DeLisa Fairweather, Ph.D., Mayo Clinic, Jacksonville, FL, USA


Background: Our preclinical animal and preliminary clinical data indicate that sex differences exist for a number of sera biomarkers of heart failure in myocarditis and acute dilated cardiomyopathy (DCM) patients. We have found that sex differences exist for sST2, vitamin D, vitamin D binding protein and interleukin-1 receptor antagonist, for example, that correlate to markers of heart failure like low ejection fraction and New York Heart Association (NYHA) class in a sex-specific manner.

Objectives/Methods: In this study we examined whether sex differences existed in 1) sera biomarkers that predict poor cardiac function/ heart failure and 2) whether sera biomarkers correlated to % ejection fraction, NYHA class, BNP/NT-proBNP and/or CRP by sex and age (i.e., menopause status in women using age 50 as a cut off) in men and women with myocarditis or acute DCM. We also examined these parameters in a mouse model of coxsackievirus-induced myocarditis/DCM.

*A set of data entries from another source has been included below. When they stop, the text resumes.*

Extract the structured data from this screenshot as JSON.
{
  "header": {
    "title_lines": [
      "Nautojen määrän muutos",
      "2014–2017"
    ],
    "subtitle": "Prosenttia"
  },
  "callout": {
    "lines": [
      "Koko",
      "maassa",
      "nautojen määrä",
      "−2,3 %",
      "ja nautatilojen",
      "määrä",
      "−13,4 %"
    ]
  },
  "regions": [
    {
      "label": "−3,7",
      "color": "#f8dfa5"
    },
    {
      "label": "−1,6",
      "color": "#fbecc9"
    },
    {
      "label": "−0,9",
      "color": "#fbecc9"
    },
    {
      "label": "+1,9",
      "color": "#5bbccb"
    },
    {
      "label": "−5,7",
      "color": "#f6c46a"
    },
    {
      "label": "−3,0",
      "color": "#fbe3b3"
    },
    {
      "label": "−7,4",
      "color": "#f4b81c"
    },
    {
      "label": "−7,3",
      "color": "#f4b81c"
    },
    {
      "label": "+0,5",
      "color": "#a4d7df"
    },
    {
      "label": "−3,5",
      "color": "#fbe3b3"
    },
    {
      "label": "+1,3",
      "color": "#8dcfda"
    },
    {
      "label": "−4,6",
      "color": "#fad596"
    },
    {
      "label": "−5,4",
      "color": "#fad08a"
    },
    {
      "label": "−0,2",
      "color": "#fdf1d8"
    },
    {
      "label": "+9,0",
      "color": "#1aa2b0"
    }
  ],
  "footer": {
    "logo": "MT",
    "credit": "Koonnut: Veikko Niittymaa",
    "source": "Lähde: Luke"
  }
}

Results: We have found that sex differences exist for all heart failure biomarkers that we have examined so far in the mouse model and in patients. For sST2, only men drove the association of sST2 and NYHA class, with women’s levels of sST2 below those of men. A similar result was observed in the mouse model with higher levels of sST2 correlating to low ejection fraction in mice with myocarditis. Interestingly, sera sST2 levels were increased past age 50 in both men and women. In contrast, circulating vitamin D levels display sex differences but an inverse relationship exists for vitamin D compared to % ejection fraction or NHYA class in men and women or male and female mice with myocarditis.

Conclusions: These findings highlight the critical importance of examining biomarkers of heart failure in the context of sex and age as we adopt a more personalized medicine approach to healthcare.